In his essay Alex tells about the early days when each issue involved two writers, one to do research and the other to draft and revise the manuscript, and he recalls the time, just a day or two after the April 16, 2007, Virginia Tech shooting, when he from the Eastern Shore of Virginia and I from the stunned and grieving town of Blacksburg wrote an issue called “The Virginia Tech Tragedy.”  Although that edition was hard to write, I loved doing this kind of collaborative writing with Alex, Dave Barnhart, Mike Poteet, Ciona Rouse, Duane Coates, Wayne Reece, Erik Alsgaard, Melissa Lauber,  Jim Hawkins, Judy Bennett, and Paul Stroble.  (Hope I haven’t omitted some of my writing partners from that time.)  I’ve no doubt that these collaborations provided me skills I would later use in the book I’m co-writing with Noel Paul Stookey about the intersection of his musical vocation as the “Paul” of Peter, Paul, and Mary and as a solo singer/songwriter; his work for justice; and his spiritual journey. Without my background with FaithLink,  I would never have had the chutzpah to propose the book.

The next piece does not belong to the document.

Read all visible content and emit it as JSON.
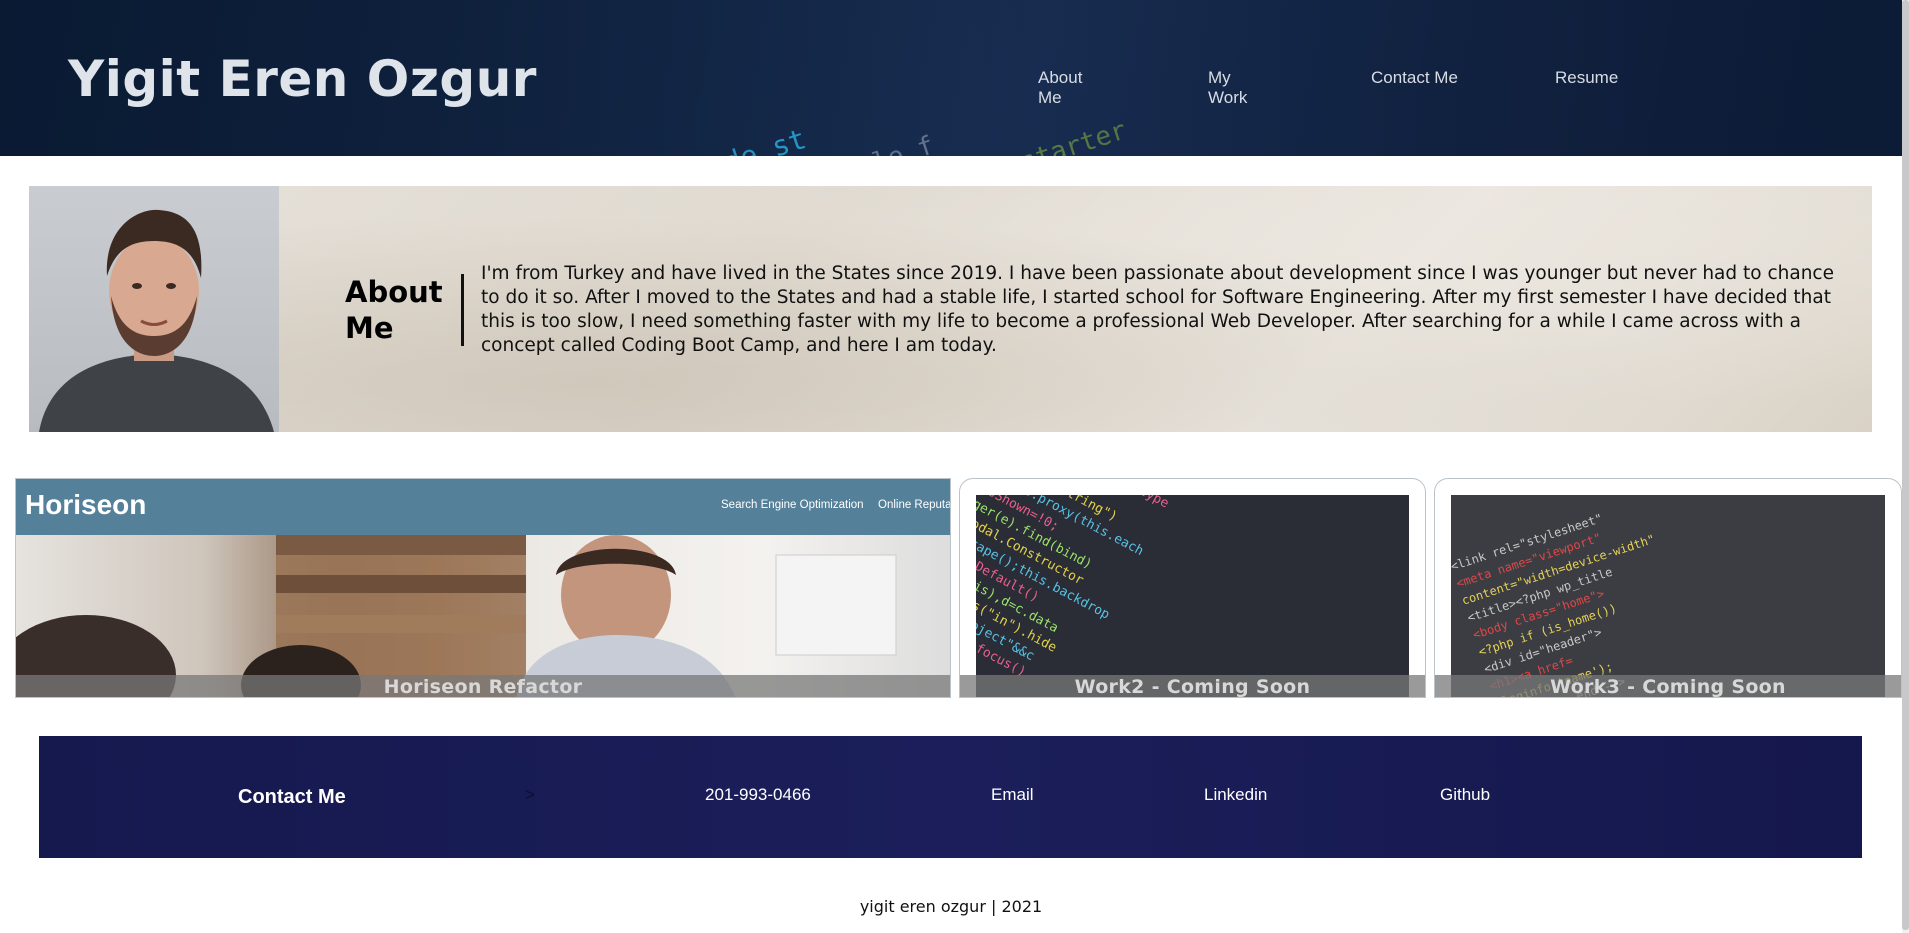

Far beyond what FaithLink has given me personally, it has also given the United Methodist Church the great gift of “connecting faith with life” in the twenty-first century. It frequently related Christian social ethics with the events and social issues of our time. I dare say that many United Methodists first learned of the Social Principles  and the Social Creed of the UMC because FaithLink quoted and reflected on the guidance contained in them. Our editors and writers did not shy away from controversial issues and tough dilemmas. My own list includes such diverse topics as Central American migration, climate change, urban farms, religious satire, and the overuse of antibiotics.

My fervent hope is that someday the United Methodist Publishing House will find a way to revive FaithLink or a similar curriculum that will have the immediacy, the theological depth, and the usability of FaithLink. I close with deep gratitude to all the writers and editors who created and kept improving on this curriculum that weekly succeeded in connecting  the Wesleyan tradition of faith with the realities of contemporary life.